Some notes on the inputs above:
- Terminal Revenue Growth – I’m using the risk-free rate (10-Yr bonds of the US), because long term the company should not grow more than the rate of the economy. I’m using the risk-free rate as a proxy to it, so the terminal growth becomes it;
- Terminal Cost of Capital – I’m assuming long term the cost of capital will converge to the industry average;
- Initial and Terminal Tax Rate – Given the volatility of the effective tax rate on the last couple of years I’m assuming the industry average.
All the other inputs were taken from the financial statement or from analyst projections.
The DCF gives us an estimated fair value of 87.98 dollars for ServiceNow.
Something that we can also do now is to play around with Monte Carlo simulations. What this will allow us to do is to simulate multiple DCF valuations with pre-defined ranges for each of the inputs. Each simulation will randomize the inputs between these pre-defined values. For this I also used analysts estimates.

As you can see from the above ServiceNow seems to be overvalued given that its current price of 107.08 dollars is above P90. From these simulations we can extrapolate that there’s more than 90% probability of ServiceNow being overvalued.
Please be free, as before, to fill in your own values.

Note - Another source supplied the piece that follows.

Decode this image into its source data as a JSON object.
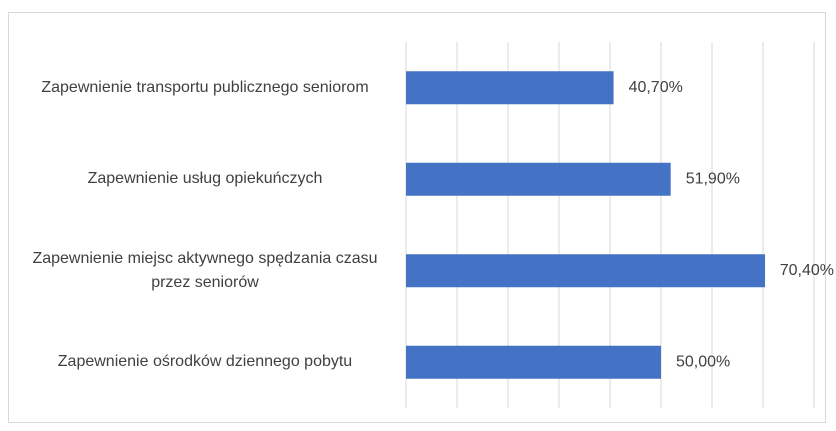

Make the valuation your own and do yourself a DCF valuation using your own assumptions: DCF – The Fair Value Journal
EPS Growth (Weight: 35%)
For this valuation method, I’ve used the current EPS and the analysts estimates of EPS growth. I also assumed a 25 PE for the company.

Then again used the Monte Carlo simulations to check what happens when the input values change within a specified range:

Using this valuation method, ServiceNow that is currently priced at 107.08 dollars seems to be undervalued being currently priced around P10. From this we can extrapolate that there’s more than ~90% probability of the stock being undervalued.
This seems to be the contrary of what we’ve seen on the DCF. Let’s check a historical valuation next.
As before, feel free to try this yourself: EPS Growth – The Fair Value Journal
Historical P/S (Weight: 20%)

The current P/S (Price / Sales) ratio is below its 10 Year average. This means that the company is undervalued by this metric. Assuming a mean reversion to its historical average of 14.97 we can assume a fair value of 153.76 dollars.
For every type of historical and relative valuation you can use the same free tool: Historical / Relative Valuation – The Fair Value Journal
✍️Summary
Now that we did all the heavy work, let’s take the above and come up with the company weighted average fair value.
I basically take each valuation method used and given my confidence on the company apply a 20% or 10% discount (when to buy) and addition (when to sell) or use the Monte Carlo P10, P20, P80 and P90 values:

Feel free to choose your own values, but for me I’ll probably start buying around 93.93 dollars given the uncertainty around the company and the fact that I still need to do more research on it.
As always, remember that the fair value estimate has a 100% probability of being wrong and it will never be a precise number, even if it has decimals next to it 😮
Overall it seems ServiceNow is fairly valued or at most a little undervalued at the current prices.